Auch wenn bei all den Start-ups, die gerade wie Pilze aus dem Boden schießen, von arrivierten Betrieben noch kein Rede sein kann – unter Proxy-Auskennern gilt Muri aus Kopenhagen als die ganz große Nummer: gegründet im Jahr 2020, ausgerechnet von Murray Paterson, der einst bei der Kopenhagener Destillerie Empirical Spirits werkte, und dem Fermentationsexperten Ioakeim Goulidis, der zuvor im legendären Noma Fermentation Lab tätig war. Kopenhagen gilt schon jetzt als das Epizentrum in Sachen Fermentation. Während man im Noma damals nicht zuletzt mit diversen Fermentationen experimentierte, um dem Lebensmittelabfall Herr zu werden, geht es bei Muri ausschließlich darum, span­nende Getränke zu kreieren. Dabei werden verschiedene Fermentationstechniken angewendet, die später ­assembliert werden. Die beiden sind besessen davon, noch ­unentdeckte komplexe Aromen zu schaffen und die Grenzen des Geschmacks neu zu definieren. Selbst noch so schnöden Gemüseschalen oder Obstresten entlocken sie wahre Geschmacksexplosionen.

Aufwand der Herstellung meist unterschätzt

Dabei arbeitet man auch gerne mit hochdekorierten Gourmetrestaurants zusammen, wie zuletzt mit dem Four Horsemen in New York oder der französischen Starköchin Anne-­Sophie Pic. Die Kreationen tragen so poetische ­Namen wie Passing Clouds oder Fade to Black, dahinter verbirgt sich ein Mix höchst elaborierter Techniken. Nuala etwa, als Rotweinalternative gedacht, wird aus einer fein abgestimmten Mischung von fermentiertem Johannisbeertrester, Eichen-Kombucha, Kamillen-Wasserkefir und Keemun-Tee hergestellt und mit einem Hauch von Kiefer- und Feigenblatt-Kwas abgerundet. Da erübrigt sich dann auch die Frage, warum Proxies mitunter keine Schnäppchen sind.
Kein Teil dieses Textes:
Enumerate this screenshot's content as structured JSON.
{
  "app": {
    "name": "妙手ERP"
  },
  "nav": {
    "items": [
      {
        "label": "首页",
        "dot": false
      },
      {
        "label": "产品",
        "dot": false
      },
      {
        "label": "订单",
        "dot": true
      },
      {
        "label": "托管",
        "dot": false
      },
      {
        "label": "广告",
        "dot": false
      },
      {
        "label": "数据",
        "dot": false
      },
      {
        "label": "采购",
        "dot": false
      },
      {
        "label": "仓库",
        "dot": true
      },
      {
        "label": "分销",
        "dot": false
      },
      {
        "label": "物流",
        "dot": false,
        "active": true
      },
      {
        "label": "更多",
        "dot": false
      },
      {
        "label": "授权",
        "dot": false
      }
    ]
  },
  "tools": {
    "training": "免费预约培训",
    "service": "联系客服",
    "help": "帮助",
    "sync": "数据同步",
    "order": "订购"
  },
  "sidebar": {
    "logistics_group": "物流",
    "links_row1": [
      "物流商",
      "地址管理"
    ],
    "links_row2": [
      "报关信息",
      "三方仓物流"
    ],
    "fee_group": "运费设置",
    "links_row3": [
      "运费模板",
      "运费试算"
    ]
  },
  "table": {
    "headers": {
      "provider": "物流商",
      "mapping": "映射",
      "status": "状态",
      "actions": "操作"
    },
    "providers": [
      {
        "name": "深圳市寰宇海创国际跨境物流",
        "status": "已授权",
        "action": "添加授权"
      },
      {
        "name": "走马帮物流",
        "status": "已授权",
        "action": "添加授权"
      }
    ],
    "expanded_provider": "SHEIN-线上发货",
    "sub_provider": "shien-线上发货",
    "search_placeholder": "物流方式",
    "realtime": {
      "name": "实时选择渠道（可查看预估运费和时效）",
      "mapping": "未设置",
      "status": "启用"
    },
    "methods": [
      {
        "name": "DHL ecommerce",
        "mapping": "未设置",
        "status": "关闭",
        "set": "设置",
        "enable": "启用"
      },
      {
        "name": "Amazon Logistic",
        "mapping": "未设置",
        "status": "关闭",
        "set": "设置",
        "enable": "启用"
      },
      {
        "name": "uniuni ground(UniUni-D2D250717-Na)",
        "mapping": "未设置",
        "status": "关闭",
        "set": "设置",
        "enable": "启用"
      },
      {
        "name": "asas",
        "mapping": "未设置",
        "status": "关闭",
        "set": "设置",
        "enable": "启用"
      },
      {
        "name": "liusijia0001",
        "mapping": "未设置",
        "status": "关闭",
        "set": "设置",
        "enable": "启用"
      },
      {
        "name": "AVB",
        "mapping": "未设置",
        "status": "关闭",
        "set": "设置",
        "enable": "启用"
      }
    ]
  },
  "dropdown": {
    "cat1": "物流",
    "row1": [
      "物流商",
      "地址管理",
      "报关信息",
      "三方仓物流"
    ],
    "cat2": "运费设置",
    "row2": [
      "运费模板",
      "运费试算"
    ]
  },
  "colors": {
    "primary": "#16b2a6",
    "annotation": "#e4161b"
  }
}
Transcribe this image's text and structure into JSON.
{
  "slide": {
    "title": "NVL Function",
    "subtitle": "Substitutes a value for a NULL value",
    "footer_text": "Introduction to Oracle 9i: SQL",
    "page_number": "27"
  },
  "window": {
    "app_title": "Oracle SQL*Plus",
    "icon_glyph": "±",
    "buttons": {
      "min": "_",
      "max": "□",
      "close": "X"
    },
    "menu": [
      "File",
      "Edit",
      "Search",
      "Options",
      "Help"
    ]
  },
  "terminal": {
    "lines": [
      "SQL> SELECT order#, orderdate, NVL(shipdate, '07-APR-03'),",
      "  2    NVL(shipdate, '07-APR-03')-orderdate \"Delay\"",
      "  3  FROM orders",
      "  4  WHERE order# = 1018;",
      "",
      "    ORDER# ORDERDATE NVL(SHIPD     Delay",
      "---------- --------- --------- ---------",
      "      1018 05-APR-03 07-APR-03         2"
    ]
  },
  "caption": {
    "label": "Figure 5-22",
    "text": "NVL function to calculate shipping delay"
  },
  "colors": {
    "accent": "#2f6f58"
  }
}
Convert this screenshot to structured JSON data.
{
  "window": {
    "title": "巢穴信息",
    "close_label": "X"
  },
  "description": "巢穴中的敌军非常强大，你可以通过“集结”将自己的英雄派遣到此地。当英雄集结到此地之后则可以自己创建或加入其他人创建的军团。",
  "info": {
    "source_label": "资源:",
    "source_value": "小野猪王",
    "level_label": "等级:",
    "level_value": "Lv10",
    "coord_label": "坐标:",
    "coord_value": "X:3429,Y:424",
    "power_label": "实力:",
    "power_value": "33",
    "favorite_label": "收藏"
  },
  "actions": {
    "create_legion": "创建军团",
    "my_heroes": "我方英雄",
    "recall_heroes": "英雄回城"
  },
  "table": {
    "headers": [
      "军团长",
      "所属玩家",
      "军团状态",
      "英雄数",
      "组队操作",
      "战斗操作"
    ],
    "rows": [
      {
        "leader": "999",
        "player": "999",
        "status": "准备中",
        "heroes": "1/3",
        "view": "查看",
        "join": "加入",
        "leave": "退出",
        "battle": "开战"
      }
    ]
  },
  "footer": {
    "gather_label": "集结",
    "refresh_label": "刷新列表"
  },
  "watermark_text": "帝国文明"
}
Kaum jemand ahnt, wie komplex und aufwendig fermentierte Getränke abseits des Diskonters zu produzieren sind. Letztlich zählt wie beim Wein auch die Qualität des Grundprodukts. Zudem ist es auch schwierig, größere Mengen zu produzieren. Mit industriell hergestellten Softgetränken oder einfachen Fruchtsäften ­haben solche Fermente rein gar nichts mehr gemeinsam. Dennoch wird Wein gemeinhin als hochwertig empfunden, während man antialkoholische Getränke gerne im Billigsektor verortet.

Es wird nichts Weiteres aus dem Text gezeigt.